Obduktion im Mittelalter
Abb. 54: Obwohl die Leichen von Adligen im gesamten Mittelalter hindurch gekocht und entfleischt wurden, um ihre schneeweißen Knochen schließlich in kostbare Gefäße bzw. Truhen zu legen, war es bis zum Ende des 15. Jhs. verboten, tote Körper für medizinische Forschungszwecke zu sezieren. Jedoch bereits zu Beginn des 15. Jhs. nahmen immer mehr Ärzte heimlich Obduktionen vor, in dem sie nachts frische Leichen auf den Friedhöfen ausscharrten oder vom städtischen Rat die Leichen der Hingerichteten erbaten. Hier im Bild wird eine Obduktion an einer toten Frau in der medizinischen Fakultät der Stadt Montpellier – und zwar schon im 14. Jh. – vorgenommen. Einer der beiden Bader, die sich hinter dem Tisch befinden, hat den Körper geöffnet. Der andere nimmt die Gebärmutter der Toten in seine Hände.
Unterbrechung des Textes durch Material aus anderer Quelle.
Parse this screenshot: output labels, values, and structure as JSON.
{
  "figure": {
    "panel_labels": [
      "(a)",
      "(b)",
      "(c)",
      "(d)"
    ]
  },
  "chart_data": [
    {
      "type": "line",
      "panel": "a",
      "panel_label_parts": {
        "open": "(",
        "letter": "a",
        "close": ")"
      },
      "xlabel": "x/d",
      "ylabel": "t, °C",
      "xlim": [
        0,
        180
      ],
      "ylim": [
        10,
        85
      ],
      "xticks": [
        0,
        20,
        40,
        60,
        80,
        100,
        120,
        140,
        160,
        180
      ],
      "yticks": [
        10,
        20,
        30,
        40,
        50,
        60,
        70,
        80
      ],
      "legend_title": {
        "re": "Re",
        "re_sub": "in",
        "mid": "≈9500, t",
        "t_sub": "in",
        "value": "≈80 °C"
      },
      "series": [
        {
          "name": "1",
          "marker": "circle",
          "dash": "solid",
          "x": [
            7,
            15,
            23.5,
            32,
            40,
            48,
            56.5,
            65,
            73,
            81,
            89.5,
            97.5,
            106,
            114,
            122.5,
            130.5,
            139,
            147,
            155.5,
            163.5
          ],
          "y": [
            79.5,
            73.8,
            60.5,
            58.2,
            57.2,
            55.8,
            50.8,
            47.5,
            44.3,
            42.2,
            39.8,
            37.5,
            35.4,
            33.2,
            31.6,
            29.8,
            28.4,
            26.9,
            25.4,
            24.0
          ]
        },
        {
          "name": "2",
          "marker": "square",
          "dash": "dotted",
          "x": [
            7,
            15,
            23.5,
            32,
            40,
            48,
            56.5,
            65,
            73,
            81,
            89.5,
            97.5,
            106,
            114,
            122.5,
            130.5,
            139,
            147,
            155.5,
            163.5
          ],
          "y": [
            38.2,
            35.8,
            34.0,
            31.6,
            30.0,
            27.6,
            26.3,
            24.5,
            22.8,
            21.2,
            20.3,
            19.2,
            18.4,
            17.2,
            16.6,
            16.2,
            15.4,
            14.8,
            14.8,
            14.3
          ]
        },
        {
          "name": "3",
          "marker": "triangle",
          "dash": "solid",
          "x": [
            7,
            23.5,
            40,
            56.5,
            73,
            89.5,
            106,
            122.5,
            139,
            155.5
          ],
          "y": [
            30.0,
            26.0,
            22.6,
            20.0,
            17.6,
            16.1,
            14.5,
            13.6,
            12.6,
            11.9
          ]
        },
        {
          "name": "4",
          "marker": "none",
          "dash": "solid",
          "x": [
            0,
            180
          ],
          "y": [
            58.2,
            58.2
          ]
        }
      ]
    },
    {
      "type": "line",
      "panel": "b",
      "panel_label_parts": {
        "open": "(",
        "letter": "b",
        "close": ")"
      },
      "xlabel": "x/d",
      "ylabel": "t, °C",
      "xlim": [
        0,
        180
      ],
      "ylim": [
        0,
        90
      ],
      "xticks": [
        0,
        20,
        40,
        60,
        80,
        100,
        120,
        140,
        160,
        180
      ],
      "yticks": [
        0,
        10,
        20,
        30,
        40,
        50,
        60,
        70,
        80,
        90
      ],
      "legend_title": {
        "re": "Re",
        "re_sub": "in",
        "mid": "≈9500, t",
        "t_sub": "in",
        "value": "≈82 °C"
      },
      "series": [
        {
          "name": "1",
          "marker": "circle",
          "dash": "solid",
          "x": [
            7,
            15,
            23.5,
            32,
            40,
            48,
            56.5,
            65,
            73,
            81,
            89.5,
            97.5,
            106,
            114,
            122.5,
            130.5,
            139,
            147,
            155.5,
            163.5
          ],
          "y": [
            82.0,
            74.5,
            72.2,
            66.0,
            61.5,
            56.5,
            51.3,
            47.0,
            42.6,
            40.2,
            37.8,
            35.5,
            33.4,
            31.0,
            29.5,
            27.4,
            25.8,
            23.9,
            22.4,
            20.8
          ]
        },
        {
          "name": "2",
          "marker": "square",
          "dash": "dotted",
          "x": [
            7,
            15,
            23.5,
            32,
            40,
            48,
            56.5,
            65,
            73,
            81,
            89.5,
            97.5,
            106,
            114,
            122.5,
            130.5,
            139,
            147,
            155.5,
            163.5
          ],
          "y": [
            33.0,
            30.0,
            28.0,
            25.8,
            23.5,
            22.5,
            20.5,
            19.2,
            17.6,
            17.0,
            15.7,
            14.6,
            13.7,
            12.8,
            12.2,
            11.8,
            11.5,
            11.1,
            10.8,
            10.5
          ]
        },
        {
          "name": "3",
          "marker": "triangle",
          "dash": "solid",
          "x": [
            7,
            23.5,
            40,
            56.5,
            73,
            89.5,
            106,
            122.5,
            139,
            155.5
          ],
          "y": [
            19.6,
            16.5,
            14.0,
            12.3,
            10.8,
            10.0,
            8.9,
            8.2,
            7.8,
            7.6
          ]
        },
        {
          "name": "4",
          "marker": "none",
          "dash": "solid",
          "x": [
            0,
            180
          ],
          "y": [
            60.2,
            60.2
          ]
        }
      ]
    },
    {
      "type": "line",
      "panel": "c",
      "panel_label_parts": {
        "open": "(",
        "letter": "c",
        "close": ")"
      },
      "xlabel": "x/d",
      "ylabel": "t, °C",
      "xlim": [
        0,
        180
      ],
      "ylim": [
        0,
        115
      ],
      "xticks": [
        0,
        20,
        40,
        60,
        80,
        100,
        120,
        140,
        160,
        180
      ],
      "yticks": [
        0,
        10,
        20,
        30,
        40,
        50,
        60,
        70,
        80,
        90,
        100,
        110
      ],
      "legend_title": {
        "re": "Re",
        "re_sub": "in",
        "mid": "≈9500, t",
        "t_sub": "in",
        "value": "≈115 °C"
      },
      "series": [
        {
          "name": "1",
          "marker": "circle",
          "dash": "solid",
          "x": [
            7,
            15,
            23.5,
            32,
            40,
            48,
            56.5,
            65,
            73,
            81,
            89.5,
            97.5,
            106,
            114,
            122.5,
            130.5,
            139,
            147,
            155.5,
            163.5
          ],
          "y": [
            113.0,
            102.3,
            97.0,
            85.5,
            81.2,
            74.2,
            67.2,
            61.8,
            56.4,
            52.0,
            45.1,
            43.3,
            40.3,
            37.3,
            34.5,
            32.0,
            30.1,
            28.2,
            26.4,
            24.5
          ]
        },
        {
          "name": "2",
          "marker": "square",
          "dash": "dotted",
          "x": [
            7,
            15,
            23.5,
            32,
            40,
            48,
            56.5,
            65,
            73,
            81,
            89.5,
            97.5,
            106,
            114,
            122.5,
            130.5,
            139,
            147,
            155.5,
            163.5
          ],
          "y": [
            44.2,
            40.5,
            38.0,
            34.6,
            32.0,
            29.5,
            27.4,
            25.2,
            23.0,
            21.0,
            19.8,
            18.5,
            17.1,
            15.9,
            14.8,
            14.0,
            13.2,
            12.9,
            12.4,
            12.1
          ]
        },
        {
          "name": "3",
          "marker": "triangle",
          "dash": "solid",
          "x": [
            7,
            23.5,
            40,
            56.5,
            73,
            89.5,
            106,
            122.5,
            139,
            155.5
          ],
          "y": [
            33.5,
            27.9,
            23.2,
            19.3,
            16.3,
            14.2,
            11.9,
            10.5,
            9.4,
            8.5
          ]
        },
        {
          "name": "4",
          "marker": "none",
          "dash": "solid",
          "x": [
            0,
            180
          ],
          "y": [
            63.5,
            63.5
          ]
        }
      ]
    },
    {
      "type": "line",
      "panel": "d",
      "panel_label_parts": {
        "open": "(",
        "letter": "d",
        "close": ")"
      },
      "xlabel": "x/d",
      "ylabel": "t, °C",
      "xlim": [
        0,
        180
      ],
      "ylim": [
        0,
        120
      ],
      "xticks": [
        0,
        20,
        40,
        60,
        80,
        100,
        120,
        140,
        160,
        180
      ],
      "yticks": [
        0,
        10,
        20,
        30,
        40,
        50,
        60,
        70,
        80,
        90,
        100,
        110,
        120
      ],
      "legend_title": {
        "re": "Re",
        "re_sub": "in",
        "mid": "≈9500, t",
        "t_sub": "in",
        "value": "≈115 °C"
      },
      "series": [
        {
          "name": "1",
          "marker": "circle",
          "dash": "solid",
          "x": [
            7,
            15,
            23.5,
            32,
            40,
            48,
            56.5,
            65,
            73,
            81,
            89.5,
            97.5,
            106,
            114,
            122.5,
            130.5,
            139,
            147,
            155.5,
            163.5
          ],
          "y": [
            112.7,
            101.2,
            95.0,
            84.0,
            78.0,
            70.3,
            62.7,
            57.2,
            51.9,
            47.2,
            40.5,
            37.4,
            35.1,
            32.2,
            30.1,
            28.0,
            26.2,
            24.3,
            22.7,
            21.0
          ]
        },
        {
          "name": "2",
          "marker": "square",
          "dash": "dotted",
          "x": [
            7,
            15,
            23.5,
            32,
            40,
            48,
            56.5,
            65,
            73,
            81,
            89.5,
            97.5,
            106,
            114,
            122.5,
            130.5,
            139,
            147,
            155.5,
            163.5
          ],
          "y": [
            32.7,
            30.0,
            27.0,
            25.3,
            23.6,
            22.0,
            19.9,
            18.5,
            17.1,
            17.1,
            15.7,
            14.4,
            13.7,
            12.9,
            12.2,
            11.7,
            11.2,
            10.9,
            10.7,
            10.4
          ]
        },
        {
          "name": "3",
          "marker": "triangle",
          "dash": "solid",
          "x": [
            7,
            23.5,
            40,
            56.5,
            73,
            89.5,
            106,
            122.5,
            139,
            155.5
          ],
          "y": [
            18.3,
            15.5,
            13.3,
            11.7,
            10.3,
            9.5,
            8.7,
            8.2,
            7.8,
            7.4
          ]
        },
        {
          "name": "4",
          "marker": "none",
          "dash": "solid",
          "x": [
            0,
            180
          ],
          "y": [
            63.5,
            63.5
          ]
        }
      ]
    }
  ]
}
Vor diesem Tisch liegen auf einem kleineren Tisch die zur Obduktion notwendigen Instrumente. Ein Diener (links) hält in seinen Händen einen Eimer bereit, in den die entfernten Organe hineingelegt werden. Der dozierende Arzt (rechts) weist seine eintretenden Studenten auf die medizinischen Besonderheiten hin. Dem Studenten direkt neben ihm scheint es bei diesem Anblick nicht besonders gut zu gehen. Mit blassem Gesicht wendet er sich ab. Der Arzt selbst führte im Mittelalter nie blutige Operationen durch. Das war stets die Aufgabe der Bader. Unter den anwesenden Studenten sind auch zwei Frauen, vielleicht Hebammen, links neben dem Tisch zu erkennen.

Gegen Ende des 15. Jhs. wurden die Frauen, die auch ohne Medizinstudium ihren ärztlichen Beruf bisher praktizieren konnten, in den Städten endgültig aus ihren Heilberufen verdrängt, da sie nicht die Qualifikation, also den Hochschulabschluß, vorweisen konnten. Dabei gibt es geschichtliche Zeugnisse, daß die Ärztinnen in ihren Heilkünsten z.T. erfolgreicher waren als ihre "gebildeten", männlichen Kollegen. So wurde im Jahre 1322 eine in Paris sehr angesehene Ärztin mit dem Namen Jacqueline Felicie de Alemania von der medizinischen Fakultät wegen Nichtachtung der Vorschrift, die besagte, daß nur diejenigen praktizieren dürfen, die einen Fakultätsabschluß vorweisen oder zumindest die Genehmigung des Universitätsdirektors besitzen würden, angeklagt. Leider (für die Universitätsprofessoren und Ankläger!) priesen die meisten vorgeladenen Zeugen Jacquelines medizinischen Kenntnisse, denn sie hatte als einziger Arzt diese ehemaligen kranken Zeugen von ihren Leiden befreien können, nachdem sie von den männlichen, anerkannten Ärzten zuvor mit dem Vermerk "hoffnungslos" abgewiesen worden waren.